A&P Seminar - Steve Pressé
Sep
11
2025
Description
The Analytical and Physical Seminar Series presents: Steve Pressé
Arizona State University
Host: Dima Makarov
Title: Inherited or produced?
Location: WEL 2.122
Refreshments served at 3:15pm
For the first problem, we ask a simple question: can we determine what fraction of proteins inside a cell are inherited from the mother cell versus being produced?
As it turns out this simple problem is mathematically pathological. To determine what fraction of any specific protein type inside a cell is inherited, we need to consider the entire division-history of the cell. Put differently, this problem is non-Markovian and escapes simple mathematical formulation of a key quantity called the likelihood that serves as the stepping stone of any inference procedure to answer the question we just posed. To perform inference on such a problem, we show how we can extend rigorous likelihood-based inference to problems for which likelihoods cannot be written down using simulation-based inference within a Bayesian paradigm. More broadly, our framework proposes a scheme for direct model learning for systems where large-scale simulations are feasible and likelihoods are otherwise difficult or impossible to formulate.

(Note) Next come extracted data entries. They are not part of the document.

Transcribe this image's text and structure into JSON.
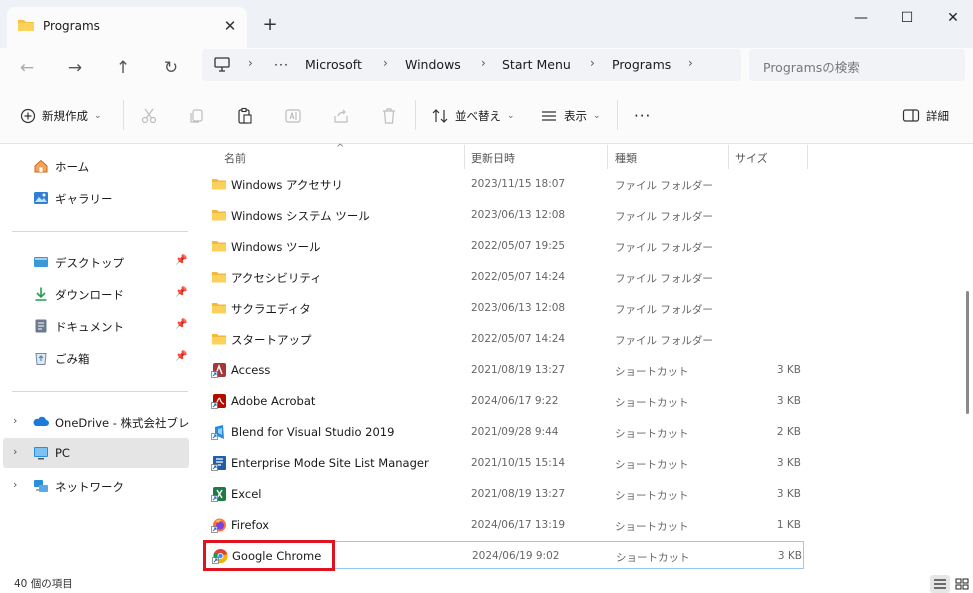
{
  "window": {
    "tab_title": "Programs",
    "tab_close": "✕",
    "new_tab": "+",
    "minimize": "—",
    "maximize": "☐",
    "close": "✕"
  },
  "navigation": {
    "back": "←",
    "forward": "→",
    "up": "↑",
    "refresh": "↻",
    "more_crumbs": "···",
    "breadcrumbs": [
      "Microsoft",
      "Windows",
      "Start Menu",
      "Programs"
    ],
    "search_placeholder": "Programsの検索"
  },
  "toolbar": {
    "new_label": "新規作成",
    "sort_label": "並べ替え",
    "view_label": "表示",
    "more_label": "···",
    "details_label": "詳細"
  },
  "sidebar": {
    "items": [
      {
        "label": "ホーム",
        "icon": "home-icon"
      },
      {
        "label": "ギャラリー",
        "icon": "gallery-icon"
      },
      {
        "label": "デスクトップ",
        "icon": "desktop-icon"
      },
      {
        "label": "ダウンロード",
        "icon": "download-icon"
      },
      {
        "label": "ドキュメント",
        "icon": "documents-icon"
      },
      {
        "label": "ごみ箱",
        "icon": "recycle-bin-icon"
      },
      {
        "label": "OneDrive - 株式会社ブレイン",
        "icon": "onedrive-icon"
      },
      {
        "label": "PC",
        "icon": "pc-icon"
      },
      {
        "label": "ネットワーク",
        "icon": "network-icon"
      }
    ]
  },
  "columns": {
    "name": "名前",
    "date": "更新日時",
    "type": "種類",
    "size": "サイズ"
  },
  "files": [
    {
      "name": "Windows アクセサリ",
      "date": "2023/11/15 18:07",
      "type": "ファイル フォルダー",
      "size": ""
    },
    {
      "name": "Windows システム ツール",
      "date": "2023/06/13 12:08",
      "type": "ファイル フォルダー",
      "size": ""
    },
    {
      "name": "Windows ツール",
      "date": "2022/05/07 19:25",
      "type": "ファイル フォルダー",
      "size": ""
    },
    {
      "name": "アクセシビリティ",
      "date": "2022/05/07 14:24",
      "type": "ファイル フォルダー",
      "size": ""
    },
    {
      "name": "サクラエディタ",
      "date": "2023/06/13 12:08",
      "type": "ファイル フォルダー",
      "size": ""
    },
    {
      "name": "スタートアップ",
      "date": "2022/05/07 14:24",
      "type": "ファイル フォルダー",
      "size": ""
    },
    {
      "name": "Access",
      "date": "2021/08/19 13:27",
      "type": "ショートカット",
      "size": "3 KB"
    },
    {
      "name": "Adobe Acrobat",
      "date": "2024/06/17 9:22",
      "type": "ショートカット",
      "size": "3 KB"
    },
    {
      "name": "Blend for Visual Studio 2019",
      "date": "2021/09/28 9:44",
      "type": "ショートカット",
      "size": "2 KB"
    },
    {
      "name": "Enterprise Mode Site List Manager",
      "date": "2021/10/15 15:14",
      "type": "ショートカット",
      "size": "3 KB"
    },
    {
      "name": "Excel",
      "date": "2021/08/19 13:27",
      "type": "ショートカット",
      "size": "3 KB"
    },
    {
      "name": "Firefox",
      "date": "2024/06/17 13:19",
      "type": "ショートカット",
      "size": "1 KB"
    },
    {
      "name": "Google Chrome",
      "date": "2024/06/19 9:02",
      "type": "ショートカット",
      "size": "3 KB"
    }
  ],
  "status": {
    "item_count": "40 個の項目"
  },
  "colors": {
    "folder": "#f5c242",
    "highlight": "#e0141e",
    "selection": "#e5e5e5",
    "focus_border": "#99c9ef"
  }
}
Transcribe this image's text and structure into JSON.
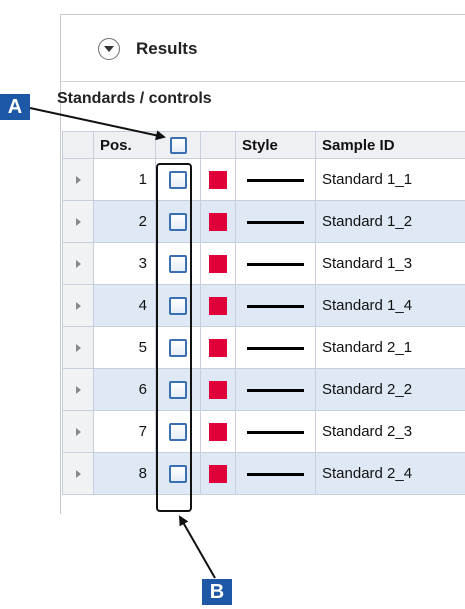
{
  "panel": {
    "title": "Results"
  },
  "section": {
    "title": "Standards / controls"
  },
  "table": {
    "headers": {
      "pos": "Pos.",
      "style": "Style",
      "sample_id": "Sample ID"
    },
    "rows": [
      {
        "pos": "1",
        "sample_id": "Standard 1_1"
      },
      {
        "pos": "2",
        "sample_id": "Standard 1_2"
      },
      {
        "pos": "3",
        "sample_id": "Standard 1_3"
      },
      {
        "pos": "4",
        "sample_id": "Standard 1_4"
      },
      {
        "pos": "5",
        "sample_id": "Standard 2_1"
      },
      {
        "pos": "6",
        "sample_id": "Standard 2_2"
      },
      {
        "pos": "7",
        "sample_id": "Standard 2_3"
      },
      {
        "pos": "8",
        "sample_id": "Standard 2_4"
      }
    ],
    "swatch_color": "#e0003a",
    "line_color": "#000000"
  },
  "callouts": {
    "a": "A",
    "b": "B",
    "color": "#1d58a6"
  }
}
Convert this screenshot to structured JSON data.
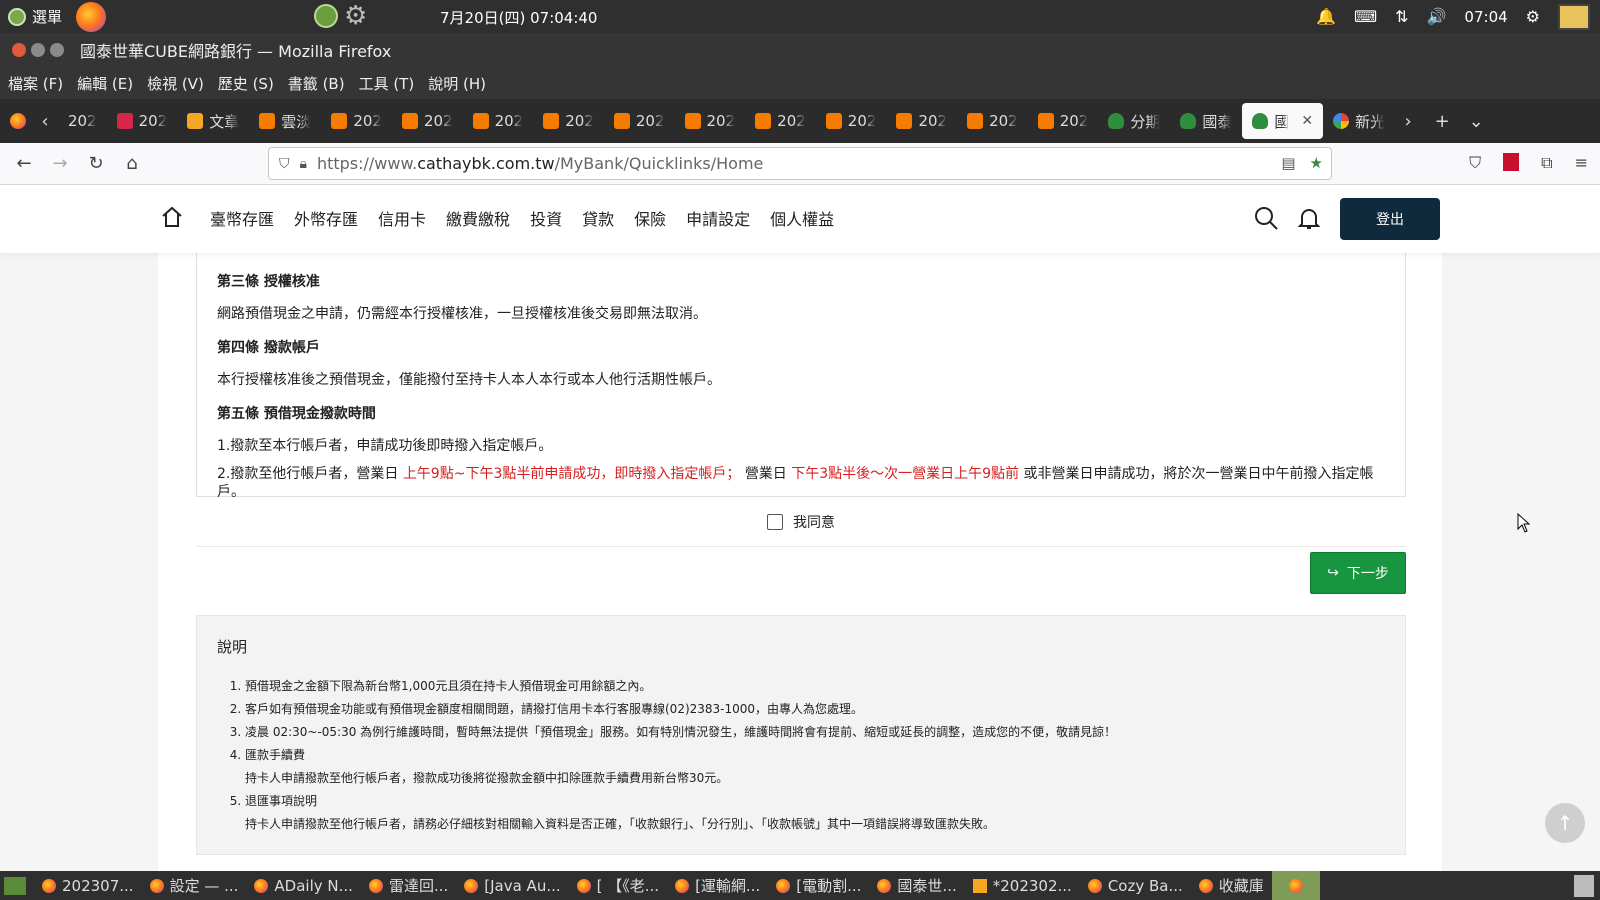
{
  "os_panel": {
    "menu_label": "選單",
    "datetime": "7月20日(四) 07:04:40",
    "tray_time": "07:04"
  },
  "window": {
    "title": "國泰世華CUBE網路銀行 — Mozilla Firefox"
  },
  "menubar": {
    "items": [
      "檔案 (F)",
      "編輯 (E)",
      "檢視 (V)",
      "歷史 (S)",
      "書籤 (B)",
      "工具 (T)",
      "說明 (H)"
    ]
  },
  "tabs": [
    {
      "label": "202",
      "icon": "firefox"
    },
    {
      "label": "202",
      "icon": "red"
    },
    {
      "label": "文章",
      "icon": "orange"
    },
    {
      "label": "雲淡",
      "icon": "blogger"
    },
    {
      "label": "202",
      "icon": "blogger"
    },
    {
      "label": "202",
      "icon": "blogger"
    },
    {
      "label": "202",
      "icon": "blogger"
    },
    {
      "label": "202",
      "icon": "blogger"
    },
    {
      "label": "202",
      "icon": "blogger"
    },
    {
      "label": "202",
      "icon": "blogger"
    },
    {
      "label": "202",
      "icon": "blogger"
    },
    {
      "label": "202",
      "icon": "blogger"
    },
    {
      "label": "202",
      "icon": "blogger"
    },
    {
      "label": "202",
      "icon": "blogger"
    },
    {
      "label": "202",
      "icon": "blogger"
    },
    {
      "label": "分期",
      "icon": "tree"
    },
    {
      "label": "國泰",
      "icon": "tree"
    },
    {
      "label": "國",
      "icon": "tree",
      "active": true
    },
    {
      "label": "新光",
      "icon": "google"
    }
  ],
  "urlbar": {
    "url_prefix": "https://www.",
    "url_domain": "cathaybk.com.tw",
    "url_path": "/MyBank/Quicklinks/Home"
  },
  "site": {
    "nav": [
      "臺幣存匯",
      "外幣存匯",
      "信用卡",
      "繳費繳稅",
      "投資",
      "貸款",
      "保險",
      "申請設定",
      "個人權益"
    ],
    "logout_label": "登出"
  },
  "terms": {
    "art3_title": "第三條 授權核准",
    "art3_body": "網路預借現金之申請，仍需經本行授權核准，一旦授權核准後交易即無法取消。",
    "art4_title": "第四條 撥款帳戶",
    "art4_body": "本行授權核准後之預借現金，僅能撥付至持卡人本人本行或本人他行活期性帳戶。",
    "art5_title": "第五條 預借現金撥款時間",
    "art5_item1": "1.撥款至本行帳戶者，申請成功後即時撥入指定帳戶。",
    "art5_item2_a": "2.撥款至他行帳戶者，營業日",
    "art5_item2_red1": "上午9點~下午3點半前申請成功，即時撥入指定帳戶；",
    "art5_item2_b": "營業日",
    "art5_item2_red2": "下午3點半後～次一營業日上午9點前",
    "art5_item2_c": "或非營業日申請成功，將於次一營業日中午前撥入指定帳戶。"
  },
  "agree": {
    "label": "我同意",
    "checked": false
  },
  "next_button": {
    "label": "下一步"
  },
  "notes": {
    "title": "說明",
    "items": [
      "預借現金之金額下限為新台幣1,000元且須在持卡人預借現金可用餘額之內。",
      "客戶如有預借現金功能或有預借現金額度相關問題，請撥打信用卡本行客服專線(02)2383-1000，由專人為您處理。",
      "凌晨 02:30~-05:30 為例行維護時間，暫時無法提供「預借現金」服務。如有特別情況發生，維護時間將會有提前、縮短或延長的調整，造成您的不便，敬請見諒！",
      "匯款手續費",
      "退匯事項說明"
    ],
    "item4_sub": "持卡人申請撥款至他行帳戶者，撥款成功後將從撥款金額中扣除匯款手續費用新台幣30元。",
    "item5_sub": "持卡人申請撥款至他行帳戶者，請務必仔細核對相關輸入資料是否正確，「收款銀行」、「分行別」、「收款帳號」其中一項錯誤將導致匯款失敗。"
  },
  "taskbar": {
    "tasks": [
      "202307...",
      "設定 — ...",
      "ADaily N...",
      "雷達回...",
      "[Java Au...",
      "[ 【《老...",
      "[運輸網...",
      "[電動割...",
      "國泰世...",
      "*202302...",
      "Cozy Ba...",
      "收藏庫"
    ]
  }
}
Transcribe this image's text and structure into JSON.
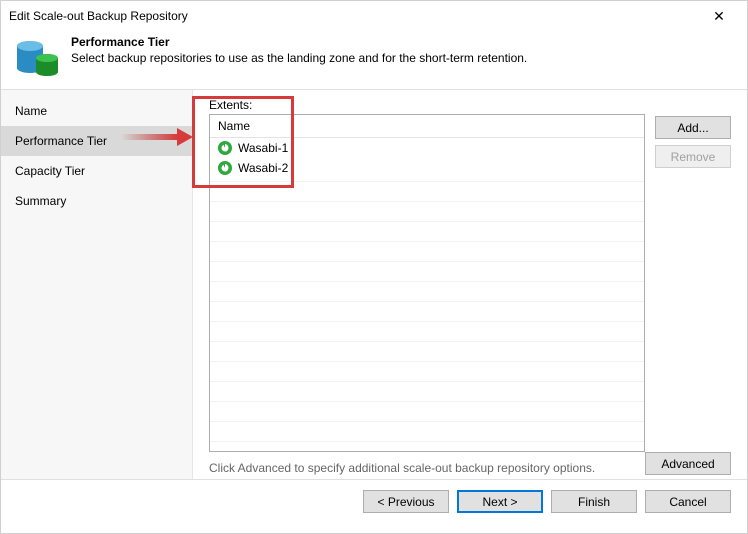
{
  "window": {
    "title": "Edit Scale-out Backup Repository"
  },
  "header": {
    "title": "Performance Tier",
    "subtitle": "Select backup repositories to use as the landing zone and for the short-term retention."
  },
  "sidebar": {
    "items": [
      {
        "label": "Name"
      },
      {
        "label": "Performance Tier"
      },
      {
        "label": "Capacity Tier"
      },
      {
        "label": "Summary"
      }
    ],
    "active_index": 1
  },
  "panel": {
    "extents_label": "Extents:",
    "column_header": "Name",
    "rows": [
      {
        "label": "Wasabi-1"
      },
      {
        "label": "Wasabi-2"
      }
    ],
    "hint": "Click Advanced to specify additional scale-out backup repository options."
  },
  "buttons": {
    "add": "Add...",
    "remove": "Remove",
    "advanced": "Advanced",
    "previous": "< Previous",
    "next": "Next >",
    "finish": "Finish",
    "cancel": "Cancel"
  }
}
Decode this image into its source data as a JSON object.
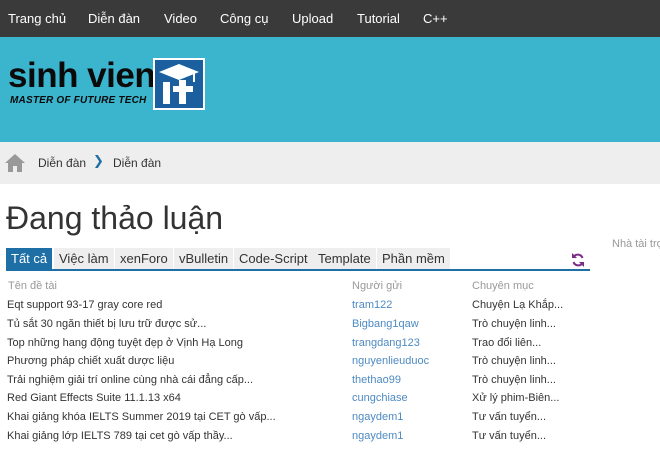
{
  "nav": {
    "items": [
      "Trang chủ",
      "Diễn đàn",
      "Video",
      "Công cụ",
      "Upload",
      "Tutorial",
      "C++"
    ]
  },
  "banner": {
    "logo_text": "sinh vien",
    "logo_tagline": "MASTER OF FUTURE TECH",
    "logo_icon": "graduation-cap-it-icon"
  },
  "breadcrumb": {
    "items": [
      "Diễn đàn",
      "Diễn đàn"
    ],
    "home_icon": "home-icon",
    "separator_icon": "chevron-right-icon"
  },
  "page": {
    "title": "Đang thảo luận",
    "side_note": "Nhà tài trợ"
  },
  "tabs": [
    "Tất cả",
    "Việc làm",
    "xenForo",
    "vBulletin",
    "Code-Script",
    "Template",
    "Phần mềm"
  ],
  "active_tab": "Tất cả",
  "table": {
    "headers": [
      "Tên đề tài",
      "Người gửi",
      "Chuyên mục"
    ],
    "rows": [
      {
        "title": "Eqt support 93-17 gray core red",
        "user": "tram122",
        "category": "Chuyện Lạ Khắp..."
      },
      {
        "title": "Tủ sắt 30 ngăn thiết bị lưu trữ được sử...",
        "user": "Bigbang1qaw",
        "category": "Trò chuyện linh..."
      },
      {
        "title": "Top những hang động tuyệt đẹp ở Vịnh Hạ Long",
        "user": "trangdang123",
        "category": "Trao đổi liên..."
      },
      {
        "title": "Phương pháp chiết xuất dược liệu",
        "user": "nguyenlieuduoc",
        "category": "Trò chuyện linh..."
      },
      {
        "title": "Trải nghiệm giải trí online cùng nhà cái đẳng cấp...",
        "user": "thethao99",
        "category": "Trò chuyện linh..."
      },
      {
        "title": "Red Giant Effects Suite 11.1.13 x64",
        "user": "cungchiase",
        "category": "Xử lý phim-Biên..."
      },
      {
        "title": "Khai giảng khóa IELTS Summer 2019 tại CET gò vấp...",
        "user": "ngaydem1",
        "category": "Tư vấn tuyển..."
      },
      {
        "title": "Khai giảng lớp IELTS 789 tại cet gò vấp thầy...",
        "user": "ngaydem1",
        "category": "Tư vấn tuyển..."
      }
    ]
  },
  "colors": {
    "nav_bg": "#3a3a3a",
    "banner_bg": "#3bb4ce",
    "accent": "#1d6fa5",
    "link": "#4e8ac2"
  }
}
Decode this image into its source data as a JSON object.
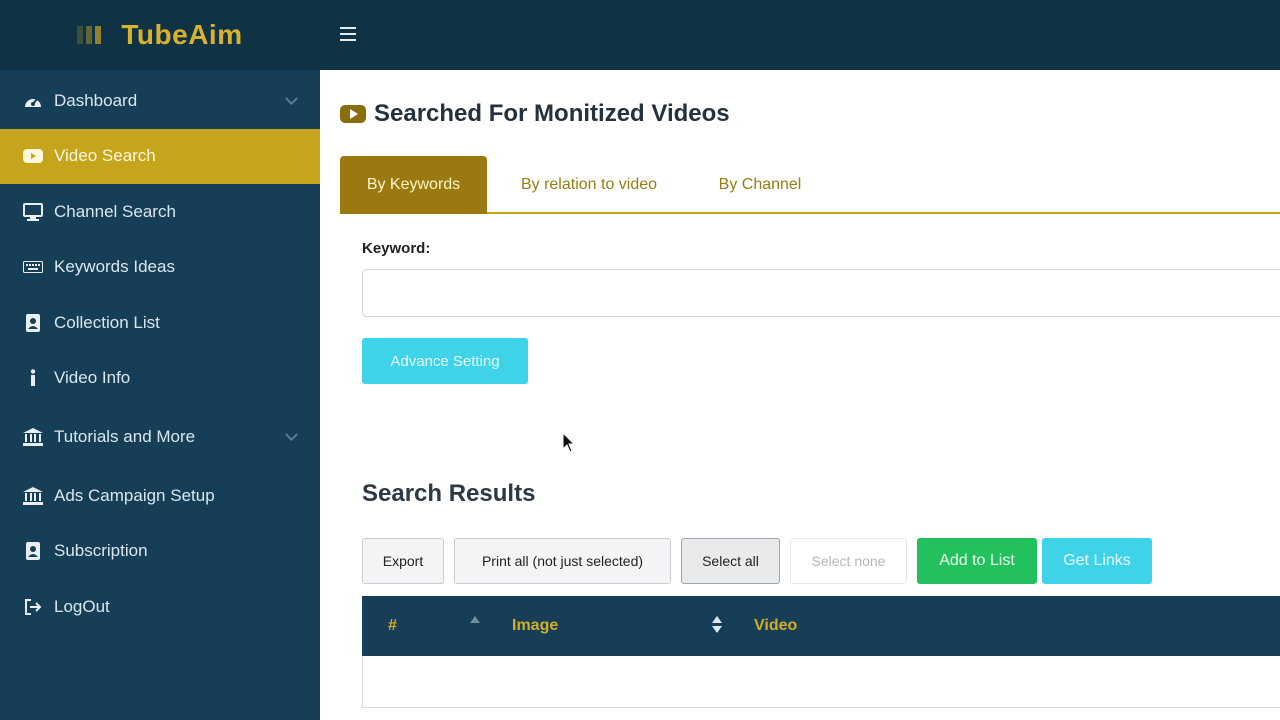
{
  "brand": {
    "name": "TubeAim"
  },
  "sidebar": {
    "items": [
      {
        "label": "Dashboard",
        "icon": "dashboard-icon",
        "has_chevron": true
      },
      {
        "label": "Video Search",
        "icon": "video-icon",
        "active": true
      },
      {
        "label": "Channel Search",
        "icon": "monitor-icon"
      },
      {
        "label": "Keywords Ideas",
        "icon": "keyboard-icon"
      },
      {
        "label": "Collection List",
        "icon": "address-book-icon"
      },
      {
        "label": "Video Info",
        "icon": "info-icon"
      },
      {
        "label": "Tutorials and More",
        "icon": "institution-icon",
        "has_chevron": true
      },
      {
        "label": "Ads Campaign Setup",
        "icon": "institution-icon"
      },
      {
        "label": "Subscription",
        "icon": "address-book-icon"
      },
      {
        "label": "LogOut",
        "icon": "logout-icon"
      }
    ]
  },
  "topbar": {
    "menu_icon": "hamburger-icon"
  },
  "page": {
    "title": "Searched For Monitized Videos",
    "title_icon": "youtube-icon"
  },
  "tabs": [
    {
      "label": "By Keywords",
      "active": true
    },
    {
      "label": "By relation to video"
    },
    {
      "label": "By Channel"
    }
  ],
  "form": {
    "keyword_label": "Keyword:",
    "keyword_value": "",
    "advance_setting_label": "Advance Setting"
  },
  "results": {
    "title": "Search Results",
    "buttons": {
      "export": "Export",
      "print_all": "Print all (not just selected)",
      "select_all": "Select all",
      "select_none": "Select none",
      "add_to_list": "Add to List",
      "get_links": "Get Links"
    },
    "columns": [
      "#",
      "Image",
      "Video"
    ]
  },
  "colors": {
    "sidebar_bg": "#163f57",
    "topbar_bg": "#0f3344",
    "accent_gold": "#c5a51c",
    "cyan_button": "#3fd3ea",
    "green_button": "#22c15e"
  }
}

As time allows, for the second problem we ask another question: how can we track particles, typically labeled molecules, if they move so fast we cannot even localize them frame to frame? To address this problem, we will be looking at how to track molecules in the extreme limit that only a few photons are collected in each frame and propose a new tracking paradigm that circumvents the need to localize molecules in each frame or link their positions frame to frame. To achieve this, we will be using the optics and detector physics to write down systematic likelihoods and determine (technically sample from the posterior) which trajectories are consistent with the smattering of photons in each frame across the entire frame stack as observed.